Implementation of Langton's Ant using HTML5 Canvas

Your browser does not support the HTML5 canvas tag...

CONTROLS

CLICK IN GRID TO TOGGLE CELL STATUS (white/red)...
Start direction: now: NORTH

Langton's ant

Langton's ant is a two-dimensional Turing machine with a very simple set of rules but complicated emergent behaviour. It is often used to point out the weakness of reductionism in science: The Ant lives according to simple rules, yet these do not really help to understand its behaviour... It was invented by Chris Langton in 1986.

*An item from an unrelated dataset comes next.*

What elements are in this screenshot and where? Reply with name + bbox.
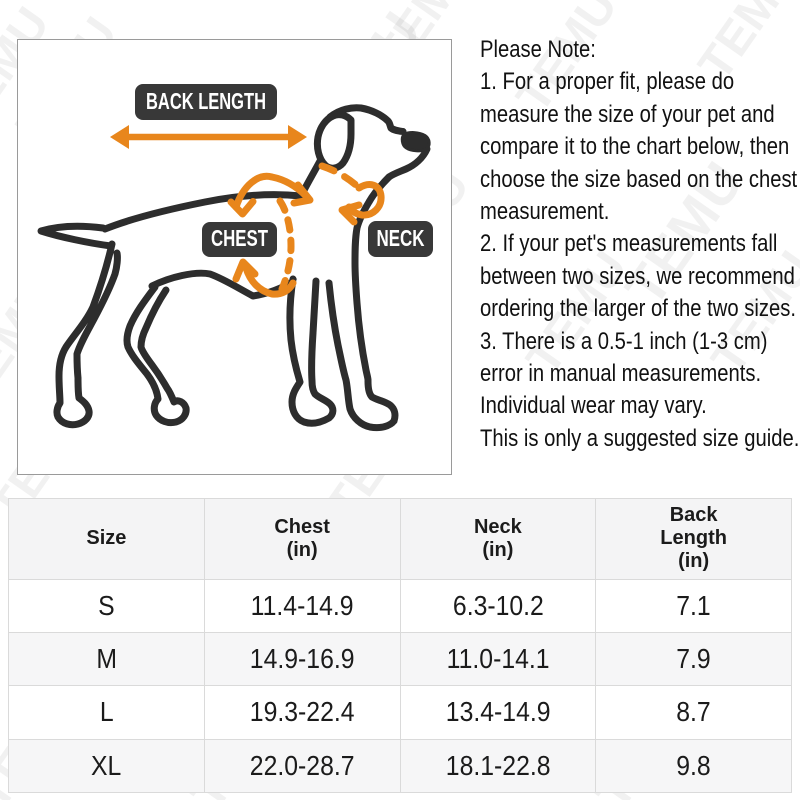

Squares on a plane are coloured variously either red or white. We arbitrarily identify one square as the "ant". The ant can travel in any of the four cardinal directions at each step it takes. The ant moves according to these rules:
  • At a white square, turn 90° right, toggle the colour of the square, move forward one square
  • At a red square, turn 90° left, toggle the colour of the square, move forward one square
These simple rules lead to complex behaviour:
Simplicity:
During the first few hundred moves it creates very simple patterns which are often symmetric.
Chaos:
After a few hundred moves, a big, irregular pattern of red and white squares appears. The ant traces a pseudo-random path until around 10,000 steps.
Emergent order:
Finally the ant starts building a recurrent "highway" pattern of 104 steps that repeat indefinitely. All finite initial configurations tested eventually converge to the same repetitive pattern, suggesting that the "highway" is an attractor of Langton's ant, but no one has been able to prove that this is true for all such initial configurations. It is only known that the ant's trajectory is always unbounded regardless of the initial configuration.

Tested on MacOSX 10.7.5: works OK in current Chrome, Safari and Opera, and mostly in all others. Problem in some versions of Firefox (e.g. cant set squares, have to switch apps or tabs to force canvas update in version 22).